Public Option and the tendency of the White House to back down

I wrote to the White House today to tell them that they need to make clear to Congress that No Public Option is not an Option. Rather, Public Option is the bare minimum in the way of real health care reform that will be acceptable.

Public Option is already a compromise: Single Payer should have been the administration's opening position.

The majority of Americans support Single Payer, and THREE QUARTERS support Public Option. With this kind of clear statement of public will, it is unconscionable and unacceptable to even consider compromising this away.

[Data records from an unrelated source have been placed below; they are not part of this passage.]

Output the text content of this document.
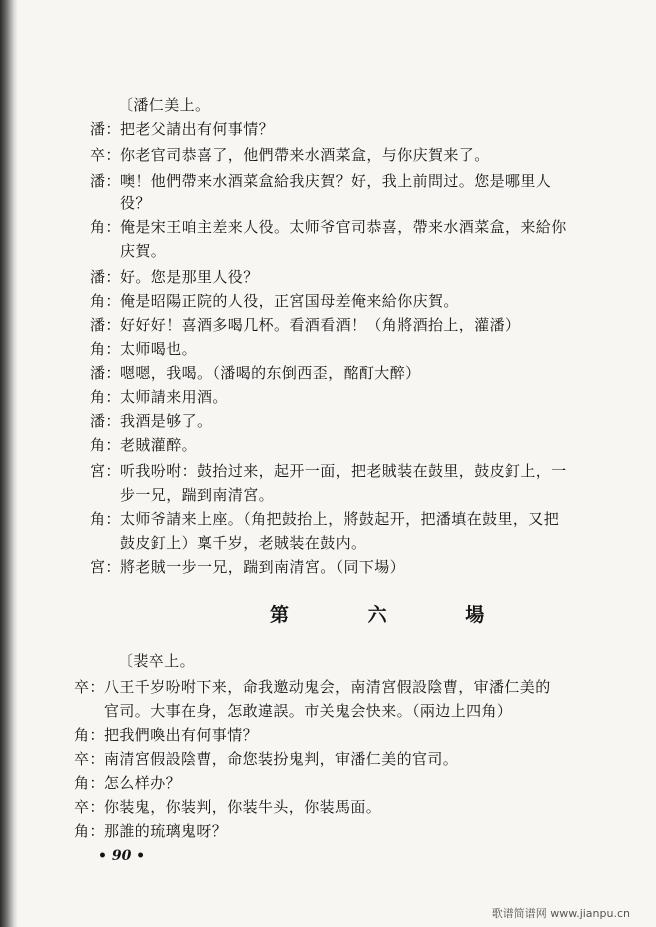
〔潘仁美上。
潘：把老父請出有何事情？
卒：你老官司恭喜了，他們帶来水酒菜盒，与你庆賀来了。
潘：噢！他們帶来水酒菜盒給我庆賀？好，我上前問过。您是哪里人
役？
角：俺是宋王咱主差来人役。太师爷官司恭喜，帶来水酒菜盒，来給你
庆賀。
潘：好。您是那里人役？
角：俺是昭陽正院的人役，正宮国母差俺来給你庆賀。
潘：好好好！喜酒多喝几杯。看酒看酒！（角將酒抬上，灌潘）
角：太师喝也。
潘：嗯嗯，我喝。（潘喝的东倒西歪，酩酊大醉）
角：太师請来用酒。
潘：我酒是够了。
角：老賊灌醉。
宮：听我吩咐：鼓抬过来，起开一面，把老賊装在鼓里，鼓皮釘上，一
步一兄，踹到南清宮。
角：太师爷請来上座。（角把鼓抬上，將鼓起开，把潘填在鼓里，又把
鼓皮釘上）稟千岁，老賊装在鼓内。
宮：將老賊一步一兄，踹到南清宮。（同下場）
第 六 場
〔裴卒上。
卒：八王千岁吩咐下来，命我邀动鬼会，南清宮假設陰曹，审潘仁美的
官司。大事在身，怎敢違誤。市关鬼会快来。（兩边上四角）
角：把我們喚出有何事情？
卒：南清宮假設陰曹，命您装扮鬼判，审潘仁美的官司。
角：怎么样办？
卒：你装鬼，你装判，你装牛头，你装馬面。
角：那誰的琉璃鬼呀？
• 90 •
歌谱简谱网 www.jianpu.cn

I am very concerned that the Obama White House is developing a pattern of making all the concessions, beyond what the final bill even would have been, in advance, and then compromising further when the special interests get their mitts in. The same thing is happening on Wall Street Reforms.

Time for some good old fashioned righteous anger from the public. Write your Congressperson. Write your Senators. Write the White House. Demand Public Option, for real, no watering down. Demand real financial reforms. Demand real Transparency and an end to the surveillance state. Make your voice be heard.

The Natives are Restless

I still count myself a loyal Obama supporter, but the NATIVES ARE RESTLESS. Here's my latest missive to the White House:

I was very disappointed when the President failed to stand up to the banks on cramdown by bankruptcy judges on first home mortgages. Sen. Durbin was right, "the banks own the place."

Now, the socalled financial reform package is here, and it's clearly insufficient. There should have been more consolidation, more control of derivatives, more clear negative consequences for overleveraging.

But, in any case, the President must make absolutely clear to the Congress that this is absolutely the minimum that will be acceptable. The compromises have already been made. No more concessions to Wall Street: pass this and expect more reform later on, not less.

The President's numbers on handling the economy are slipping, and it's because he's been TOO accommodating. Messrs. Summers and Geithner clearly have the wrong mindset. We need a serious new Pecora style commission, a reinstatement of Glass Steagall and widening of its scope to include hedge funds and investment banks, and an overall scheme that really will prevent the kind of deemphasis on a production economy and overemphasis on speculation by the financial sector that very nearly caused the collapse of the entire World economy in the last year.

Mr. Obama must be MORE BOLD, more reform-minded, and more determined to use and even grow his political capital to live up to his promise of real change, because the way things are going, the perception is already dawning that there is to be little in the way of change at all, and that in fact Obama is just more of the same kowtowing to the money elite.